What technologies do you use on a daily basis?
I'm hopelessly attached to my Mac laptop. I'm often in Photoshop or Illustrator. Lately I've been programming data animations in a language called Ruby. I'm also fond of coding JavaScript, OpenGL, and the Processing library (though I'm not a huge fan of Java itself). It seems to surprise a lot of people that I intensely dislike Flash and usually refuse projects that require me to build Flash-based things.

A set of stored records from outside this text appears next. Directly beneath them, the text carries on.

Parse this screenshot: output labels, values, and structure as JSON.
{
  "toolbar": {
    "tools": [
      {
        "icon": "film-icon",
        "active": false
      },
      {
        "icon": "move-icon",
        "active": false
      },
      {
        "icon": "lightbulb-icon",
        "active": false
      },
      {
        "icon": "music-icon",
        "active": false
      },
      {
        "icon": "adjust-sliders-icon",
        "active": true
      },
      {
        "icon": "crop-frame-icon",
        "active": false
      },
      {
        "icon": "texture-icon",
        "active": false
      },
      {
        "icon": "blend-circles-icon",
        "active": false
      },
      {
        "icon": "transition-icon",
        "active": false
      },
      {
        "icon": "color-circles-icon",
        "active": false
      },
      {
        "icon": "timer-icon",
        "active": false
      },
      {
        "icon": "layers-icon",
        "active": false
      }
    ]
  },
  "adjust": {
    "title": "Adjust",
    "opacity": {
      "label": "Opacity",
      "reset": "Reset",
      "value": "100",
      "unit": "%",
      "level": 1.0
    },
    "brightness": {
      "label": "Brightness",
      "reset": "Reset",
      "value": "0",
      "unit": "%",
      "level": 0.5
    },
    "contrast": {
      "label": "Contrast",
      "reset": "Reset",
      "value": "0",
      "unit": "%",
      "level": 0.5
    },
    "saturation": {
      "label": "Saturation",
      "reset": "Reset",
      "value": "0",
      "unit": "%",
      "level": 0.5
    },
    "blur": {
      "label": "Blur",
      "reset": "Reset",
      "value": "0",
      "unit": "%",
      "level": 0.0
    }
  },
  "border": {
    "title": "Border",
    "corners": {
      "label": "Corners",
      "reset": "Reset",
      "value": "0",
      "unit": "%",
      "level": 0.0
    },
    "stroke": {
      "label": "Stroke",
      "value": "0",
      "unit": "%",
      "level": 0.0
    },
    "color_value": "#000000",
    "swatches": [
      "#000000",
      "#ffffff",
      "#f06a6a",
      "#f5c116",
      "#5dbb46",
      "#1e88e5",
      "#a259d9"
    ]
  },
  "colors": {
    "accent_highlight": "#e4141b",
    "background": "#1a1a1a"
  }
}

While I'm not in love with Java either I do find Processing (a Java-based programming framework) to be very a useful tool with a healthy community of artist-programmers sharing their latest wares for free with each other. Last autumn I taught a Processing-based data visualization class at NYU's Interactive Telecommunications Program. It was a blast. I think my students were representative of the creative flair that exists in the larger Processing community. Their curiosity and experiments were inspiring. I hope to teach a similar course in the future, but this time a little closer to my new home city of London.

What is the one thing you couldn't you live without? Why?
Music. This may seem to come out of left field because I'm not a musician and I'm not constantly living in a headphone universe. (And I certainly cannot dance.) But music moves me. Pacing; setting up a formula of repetition only to then break that rigid structure with occasional accidentals... Music is where technology and expression intersect at performance. In my experience music plays a large inspirational role for many designers and I'm no exception.

I love some of your extra-curricular work like Browser Pong. Can you share some more? Where do you find your inspirations?

Browser Pong
Browser Pong
I was falling asleep one night and the idea for Browser Pong just popped into my head. I remember having to force myself to sleep instead of succumbing to the temptation to code it. The next morning I woke up and wrote the prototype. When I'm inspired it feels less like I'm manifesting a project into reality and more like I'm just being used by an idea that wants to be born. But let me de-romanticize this. I'm not saying what I do is somehow special or significant, only that I'm a slave to my inspiration for better or worse. (Often worse!) I don't have a choice in the matter. And so many a quirky side-project have been born.

For Browser Pong's audio I teamed up with New York-based musician and sound artist Dominic Matar. He created all of music and sound effects. We agreed to use HTML5 for playback rather than Flash or older means of embedding sound into a Web page. This meant slightly limiting our audience to people using modern browsers. (Read: Not Internet Explorer.) It limited our audience, yes. But it enabled us to target the "right" audience.

Jed's Other Poem
Jed's Other Poem

My music video for Grandaddy's song Jed's Other Poem is an example of a self-initiated project ushered into legitimacy. I created this video by programming animated lyrics on an original Apple 2 computer from 1979. Filmmaker Jeff Bernier shot the footage and I uploaded it to Stewdio. The video went viral and shortly thereafter I was in contact with the band and their label V2 Records. It was a little tense initially. I had, after all, released their music and lyrics online without permission. But my enthusiasm for their art was evident and I worked out a deal with V2. My video is now the official video for the song.

Here are some other examples.


WindMaker
is an ambient weather widget which applies the current wind conditions to (almost) any Web site.






iQuit
generates a formal letter of resignation from its library of pointed, yet ambiguous, sentences.






Histoface
is a histogram typeface designed for use in the Photoshop "Levels" window.




Lastly... I know one shouldn't say such things about their own work, but a few years back I created the greatest Web site to ever exist. And I think you'll agree. It's a one-function Web site called Swim / Fly . Enjoy!